Ritchie was down 18.2% to $50.91 as of 3:17 p.m. in New York, its biggest-ever decline and taking the shares to the lowest point since May. 

“Investors view RBA as counter-cyclical,” National Bank of Canada analyst Maxim Sytchev said a note, referring to Ritchie’s stock ticker. Its core business is selling used industrial and construction equipment, a business that can perform well in tough economic times. 

“We are more bullish on the construction market given North American infra plans but autos are now facing some tough backdrop,” Sytchev wrote.

IAA shareholders will receive $10 in cash and 0.5804 of a Ritchie share for each IAA share they own, the companies said Monday. The deal includes Ritchie assuming $1 billion of IAA’s debt.

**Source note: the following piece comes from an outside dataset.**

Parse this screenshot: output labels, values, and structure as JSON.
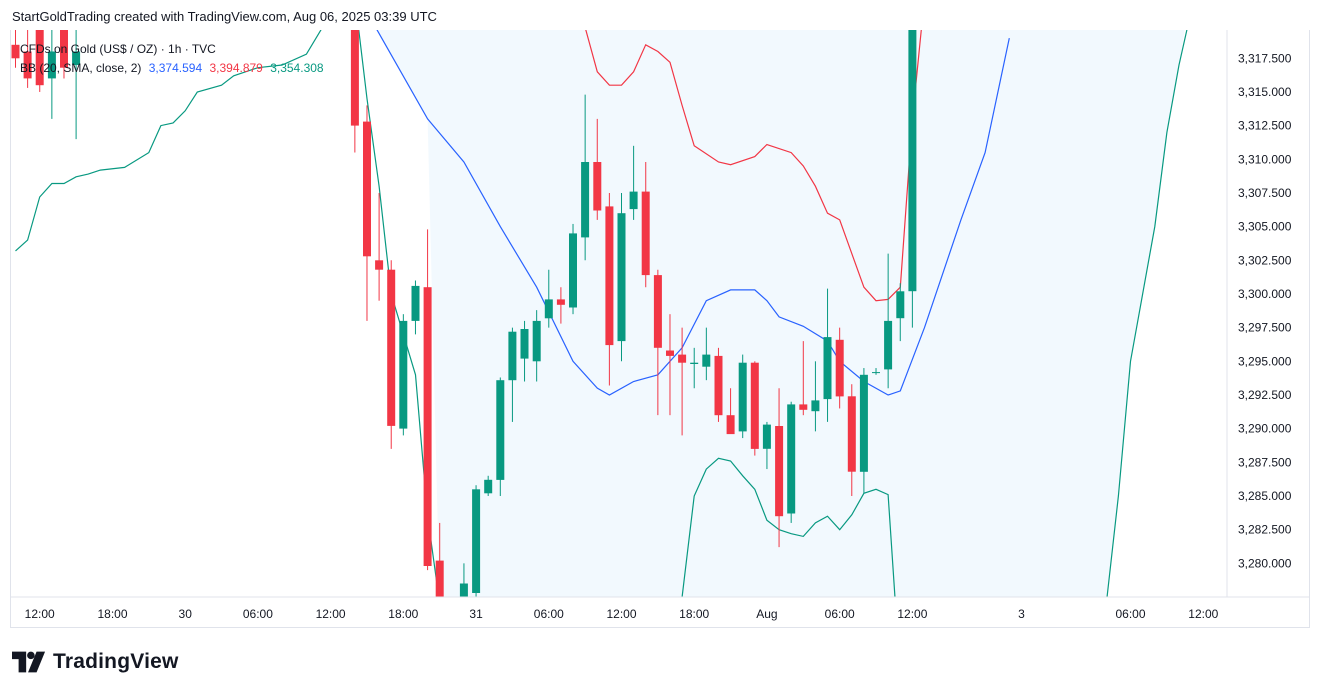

“The transaction will diversify Ritchie Bros.’ customer base by providing the company with a significant presence in the vehicle remarketing vertical that has strong industry fundamentals with proven secular growth,” Ritchie Bros said in the statement.

The purchase price of $46.88 a share represents a premium of about 19% to IAA’s closing price on Friday, according to the statement. But with the decline in Ritchie’s share price, IAA was down 2% on Monday afternoon.  

“The financials actually do make sense” for Ritchie, Sytchev said on BNN Bloomberg Television. But, he added, “people own shares for specific reasons and when the investment thesis around a stock changes dramatically, that’s the kind of share price reaction that you do witness.”